Arriving on our screens in 1973, educational show Spot On was ushered in by the funky sounds of Dutch guitarist Jan Akkerman’s Blue Boy. The series went on to run for 15 years, and launched the careers of a number of local presenters; among them, Amazing Race host Phil Keoghan and former Newstalk ZB host and 6th dan black belt Danny Watson. Fun fact: a young Sir Peter Jackson entered the show’s annual ‘Young Filmmaker’ competition.
Another import we can’t take credit for, The Romper Room buzzed into New Zealand living rooms in 1975. Its opening titles – somewhat incongruously backed by Pop Goes the Weasel – established a bee motif that ran throughout the show, where phrases “Do Bee” and “Don’t Bee” were used to model correct and incorrect behaviour for littlies. Those of us of a certain vintage may also recall host Miss Yvonne’s ‘magic mirror’, through which she pretended to spy on the audience at home. Fun fact: ‘Miss’ Yvonne was in fact the very married wife of future Prime Minister Mike Moore.
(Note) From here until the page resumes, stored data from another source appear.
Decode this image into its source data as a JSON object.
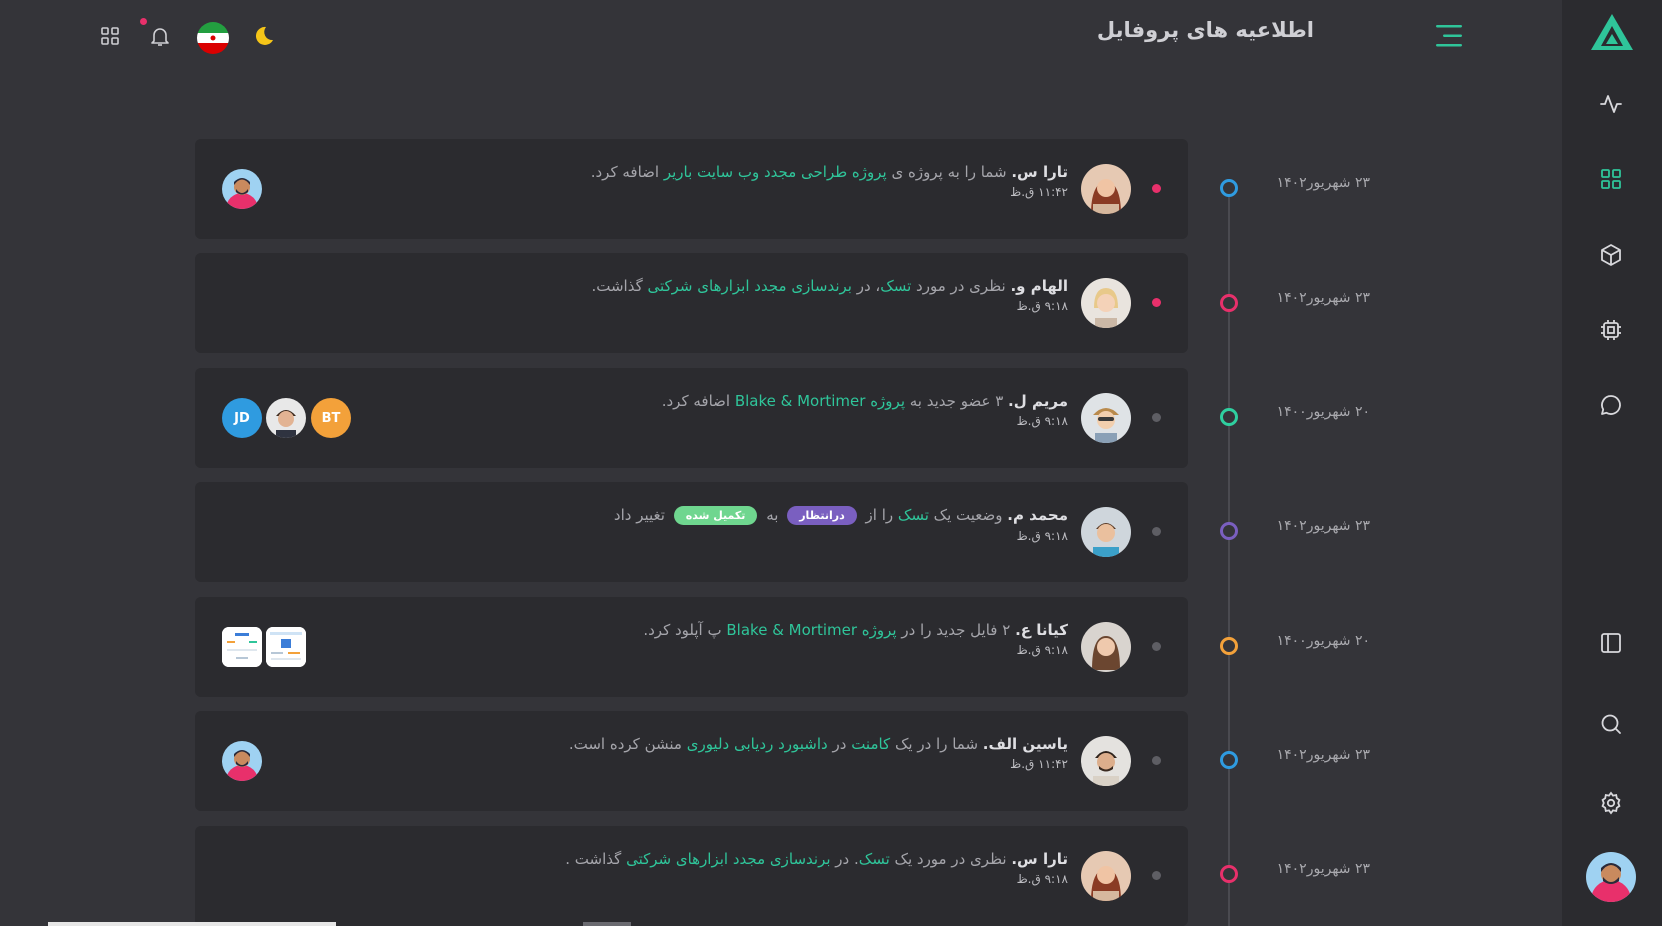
{
  "header": {
    "title": "اطلاعیه های پروفایل"
  },
  "sidebar": {
    "items": [
      {
        "icon": "activity-icon"
      },
      {
        "icon": "grid-icon",
        "active": true
      },
      {
        "icon": "box-icon"
      },
      {
        "icon": "chip-icon"
      },
      {
        "icon": "chat-icon"
      },
      {
        "icon": "panel-icon"
      },
      {
        "icon": "search-icon"
      },
      {
        "icon": "settings-icon"
      }
    ]
  },
  "colors": {
    "accent": "#2fc59a",
    "pink": "#e8306b",
    "blue": "#2f9be0",
    "purple": "#7a5fc0",
    "orange": "#f3a13a",
    "teal": "#2fd0a0"
  },
  "timeline": [
    {
      "date": "۲۳ شهریور۱۴۰۲",
      "color": "#2f9be0"
    },
    {
      "date": "۲۳ شهریور۱۴۰۲",
      "color": "#e8306b"
    },
    {
      "date": "۲۰ شهریور۱۴۰۰",
      "color": "#2fd0a0"
    },
    {
      "date": "۲۳ شهریور۱۴۰۲",
      "color": "#7a5fc0"
    },
    {
      "date": "۲۰ شهریور۱۴۰۰",
      "color": "#f3a13a"
    },
    {
      "date": "۲۳ شهریور۱۴۰۲",
      "color": "#2f9be0"
    },
    {
      "date": "۲۳ شهریور۱۴۰۲",
      "color": "#e8306b"
    }
  ],
  "activities": [
    {
      "name": "تارا س.",
      "pre": " شما را به پروژه ی ",
      "link": "پروژه طراحی مجدد وب سایت باریر",
      "post": " اضافه کرد.",
      "time": "۱۱:۴۲ ق.ظ"
    },
    {
      "name": "الهام و.",
      "pre": " نظری در مورد ",
      "link": "تسک",
      "mid": "، در ",
      "link2": "برندسازی مجدد ابزارهای شرکتی",
      "post": " گذاشت.",
      "time": "۹:۱۸ ق.ظ"
    },
    {
      "name": "مریم ل.",
      "pre": " ۳ عضو جدید به ",
      "link": "پروژه Blake & Mortimer",
      "post": " اضافه کرد.",
      "time": "۹:۱۸ ق.ظ",
      "members": [
        "BT",
        "JD"
      ]
    },
    {
      "name": "محمد م.",
      "pre": " وضعیت یک ",
      "link": "تسک",
      "mid": " را از ",
      "pill_from": "درانتظار",
      "mid2": " به ",
      "pill_to": "تکمیل شده",
      "post": " تغییر داد",
      "time": "۹:۱۸ ق.ظ"
    },
    {
      "name": "کیانا ع.",
      "pre": " ۲ فایل جدید را در ",
      "link": "پروژه Blake & Mortimer",
      "post": " پ آپلود کرد.",
      "time": "۹:۱۸ ق.ظ"
    },
    {
      "name": "یاسین الف.",
      "pre": " شما را در یک ",
      "link": "کامنت",
      "mid": " در ",
      "link2": "داشبورد ردیابی دلیوری",
      "post": " منشن کرده است.",
      "time": "۱۱:۴۲ ق.ظ"
    },
    {
      "name": "تارا س.",
      "pre": " نظری در مورد یک ",
      "link": "تسک",
      "mid": ". در ",
      "link2": "برندسازی مجدد ابزارهای شرکتی",
      "post": " گذاشت .",
      "time": "۹:۱۸ ق.ظ"
    }
  ]
}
Weekend viewing since 1981, What Now? is well-known to multiple generations of Kiwi kids. Less known is that the show’s iconic theme tune wasn’t, as some of us assumed, purpose written – Get Out of Your Lazy Bed was actually a minor hit from UK band Matt Bianco. This 1992 Christmas Special features the track, and sees presenters Simon Barnett and Cath McPherson larking it up with a long line of past hosts, and includes a best of compilation from the show’s first decade on air. Fun fact: Check out Barnett’s 90s curtain fringe and undercut.
First broadcast in 1985, and still remembered fondly, Terry and the Gunrunners followed 12 year-old skateboarder Terry Teo in his attempt to fight crime and take on bad guys (among them another former PM, Rob Muldoon). The much-loved series was given a reboot last year, initially screening OnDemand before making it to prime time. Fun fact: The show’s original theme song was composed by Don McGlashan and sung by Billy T James, who also starred in the series.
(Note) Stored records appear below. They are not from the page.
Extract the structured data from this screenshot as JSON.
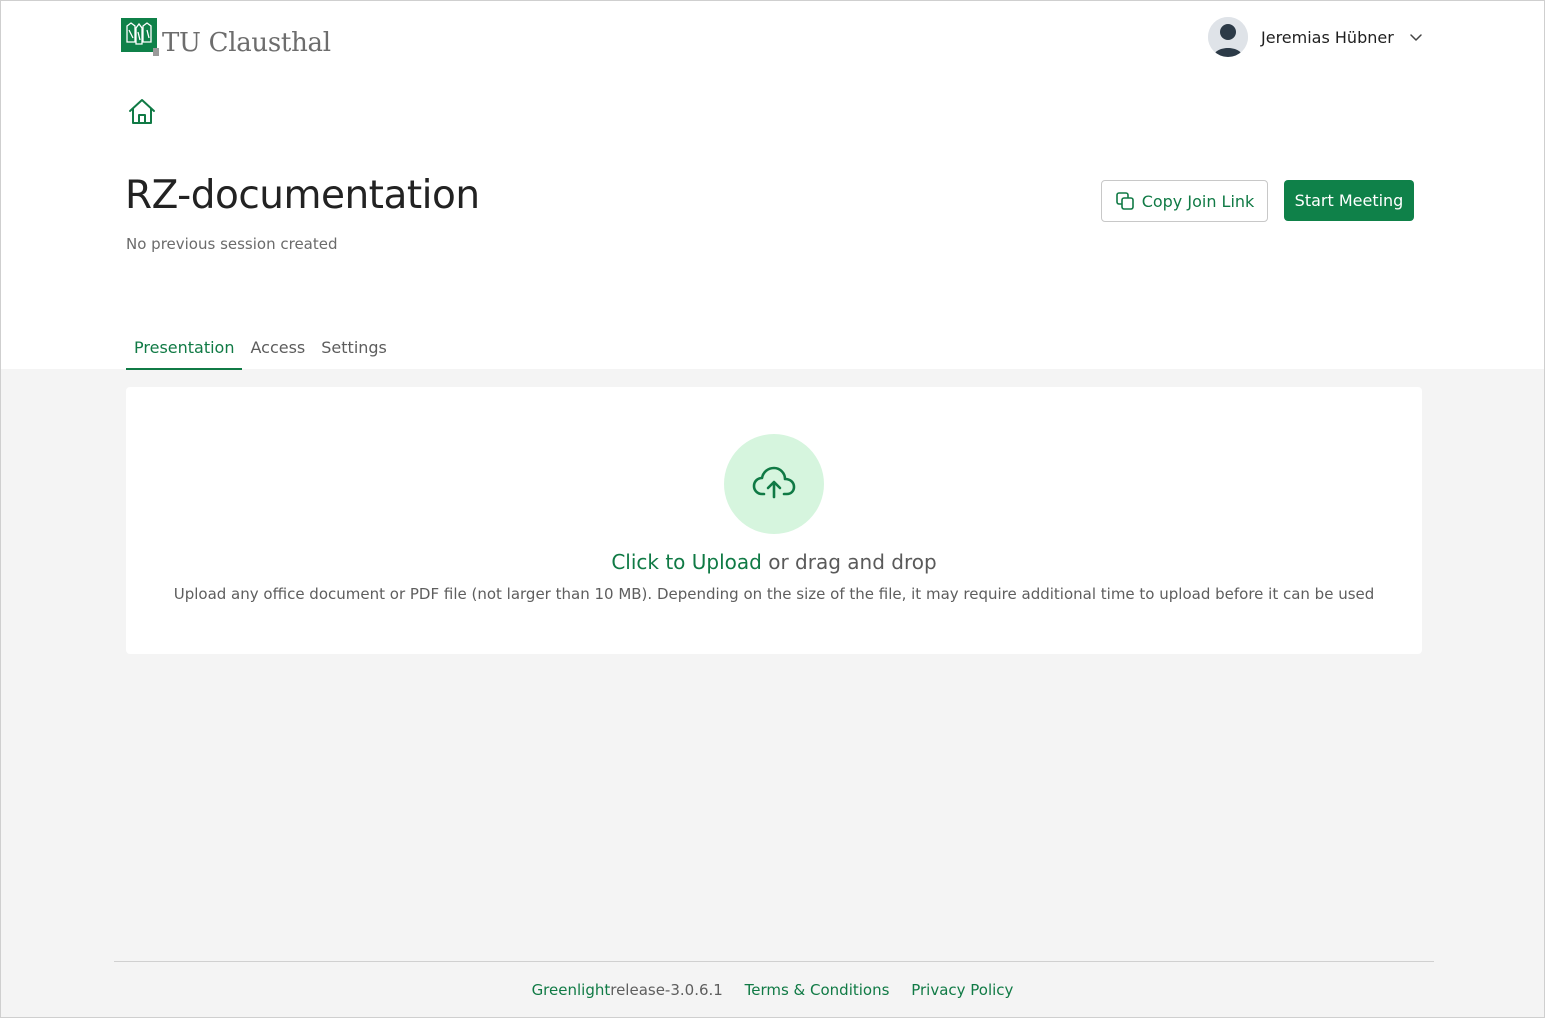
{
  "header": {
    "logo_text": "TU Clausthal",
    "user_name": "Jeremias Hübner"
  },
  "room": {
    "title": "RZ-documentation",
    "subtitle": "No previous session created",
    "copy_join_link_label": "Copy Join Link",
    "start_meeting_label": "Start Meeting"
  },
  "tabs": [
    {
      "label": "Presentation",
      "active": true
    },
    {
      "label": "Access",
      "active": false
    },
    {
      "label": "Settings",
      "active": false
    }
  ],
  "upload": {
    "link_text": "Click to Upload",
    "rest_text": " or drag and drop",
    "hint": "Upload any office document or PDF file (not larger than 10 MB). Depending on the size of the file, it may require additional time to upload before it can be used"
  },
  "footer": {
    "product": "Greenlight",
    "version": " release-3.0.6.1",
    "terms": "Terms & Conditions",
    "privacy": "Privacy Policy"
  },
  "colors": {
    "brand_green": "#0f8149",
    "upload_circle": "#d6f5de",
    "page_bg": "#f4f4f4"
  },
  "icons": [
    "tu-clausthal-logo",
    "user-avatar-icon",
    "chevron-down-icon",
    "home-icon",
    "copy-icon",
    "cloud-upload-icon"
  ]
}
Three years after debuting on A Haunting We Will Go, 1982 saw Count Homogenized given his own breakout series, named and theme-tuned around his famous catch-cry. It is I Count Homogenized found the Count on a quest to dupe local dairy owners out of an endless supply of cow juice. Fun fact: the series was made in association with the NZ Milk Promotion Council.
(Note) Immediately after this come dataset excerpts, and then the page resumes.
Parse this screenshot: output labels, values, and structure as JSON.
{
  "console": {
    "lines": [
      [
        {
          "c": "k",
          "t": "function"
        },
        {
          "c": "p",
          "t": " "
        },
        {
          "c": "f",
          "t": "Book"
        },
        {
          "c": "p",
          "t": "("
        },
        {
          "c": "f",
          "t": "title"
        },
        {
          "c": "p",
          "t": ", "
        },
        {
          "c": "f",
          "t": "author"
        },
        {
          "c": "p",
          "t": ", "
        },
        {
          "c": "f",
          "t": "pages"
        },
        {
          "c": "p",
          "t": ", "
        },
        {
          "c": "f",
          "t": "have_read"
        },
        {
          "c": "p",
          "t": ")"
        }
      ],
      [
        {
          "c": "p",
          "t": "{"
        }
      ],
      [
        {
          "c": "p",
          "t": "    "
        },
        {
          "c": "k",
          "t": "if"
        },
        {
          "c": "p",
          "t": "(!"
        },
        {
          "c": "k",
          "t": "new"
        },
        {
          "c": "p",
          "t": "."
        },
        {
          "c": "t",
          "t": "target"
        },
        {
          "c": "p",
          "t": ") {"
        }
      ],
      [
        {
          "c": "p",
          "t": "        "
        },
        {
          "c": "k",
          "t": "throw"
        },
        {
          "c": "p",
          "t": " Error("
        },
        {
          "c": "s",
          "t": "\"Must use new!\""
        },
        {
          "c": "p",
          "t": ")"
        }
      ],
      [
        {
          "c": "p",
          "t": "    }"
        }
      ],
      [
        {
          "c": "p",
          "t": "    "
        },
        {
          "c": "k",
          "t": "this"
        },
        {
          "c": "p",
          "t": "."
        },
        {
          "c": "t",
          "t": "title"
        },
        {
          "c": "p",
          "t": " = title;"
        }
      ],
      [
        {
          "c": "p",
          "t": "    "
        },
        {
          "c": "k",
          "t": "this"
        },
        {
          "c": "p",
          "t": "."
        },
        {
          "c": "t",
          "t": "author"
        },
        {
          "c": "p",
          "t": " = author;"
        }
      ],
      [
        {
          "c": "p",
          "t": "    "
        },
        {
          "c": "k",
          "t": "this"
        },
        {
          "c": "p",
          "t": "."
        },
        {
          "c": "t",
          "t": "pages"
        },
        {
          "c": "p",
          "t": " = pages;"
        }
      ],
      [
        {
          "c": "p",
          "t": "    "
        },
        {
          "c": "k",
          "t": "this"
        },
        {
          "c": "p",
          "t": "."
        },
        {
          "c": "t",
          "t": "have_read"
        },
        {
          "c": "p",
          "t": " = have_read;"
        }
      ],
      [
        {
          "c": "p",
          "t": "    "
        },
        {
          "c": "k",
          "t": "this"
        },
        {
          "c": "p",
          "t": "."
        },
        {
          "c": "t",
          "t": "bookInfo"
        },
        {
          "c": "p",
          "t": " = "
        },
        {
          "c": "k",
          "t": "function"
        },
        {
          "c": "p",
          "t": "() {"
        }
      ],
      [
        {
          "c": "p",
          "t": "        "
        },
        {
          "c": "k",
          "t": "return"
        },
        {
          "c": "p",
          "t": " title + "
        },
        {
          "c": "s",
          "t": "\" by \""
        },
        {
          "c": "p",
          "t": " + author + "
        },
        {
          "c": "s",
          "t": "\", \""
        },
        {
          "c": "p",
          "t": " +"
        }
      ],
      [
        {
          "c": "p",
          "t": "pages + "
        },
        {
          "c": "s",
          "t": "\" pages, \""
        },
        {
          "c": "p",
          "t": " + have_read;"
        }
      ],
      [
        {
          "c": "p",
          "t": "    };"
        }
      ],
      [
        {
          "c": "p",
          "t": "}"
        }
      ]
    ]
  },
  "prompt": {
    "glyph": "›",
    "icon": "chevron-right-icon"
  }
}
Fast forward to the 90s, and it was all about Suzy Cato, who dominated the decade with her children’s series’ The Early Bird Show, 3pm and You and Me. You and Me was targeted towards the pre-school crowd, and opened with a catchy sing-a-long theme coupled with shots of lots of young-uns at play. But it wasn’t all fun and games – this episode sees Suzy tackle the sensitive subject of toilet training. Fun fact: Clearly no slacker, Cato appeared in more than 2000 episodes of You and Me during the series run.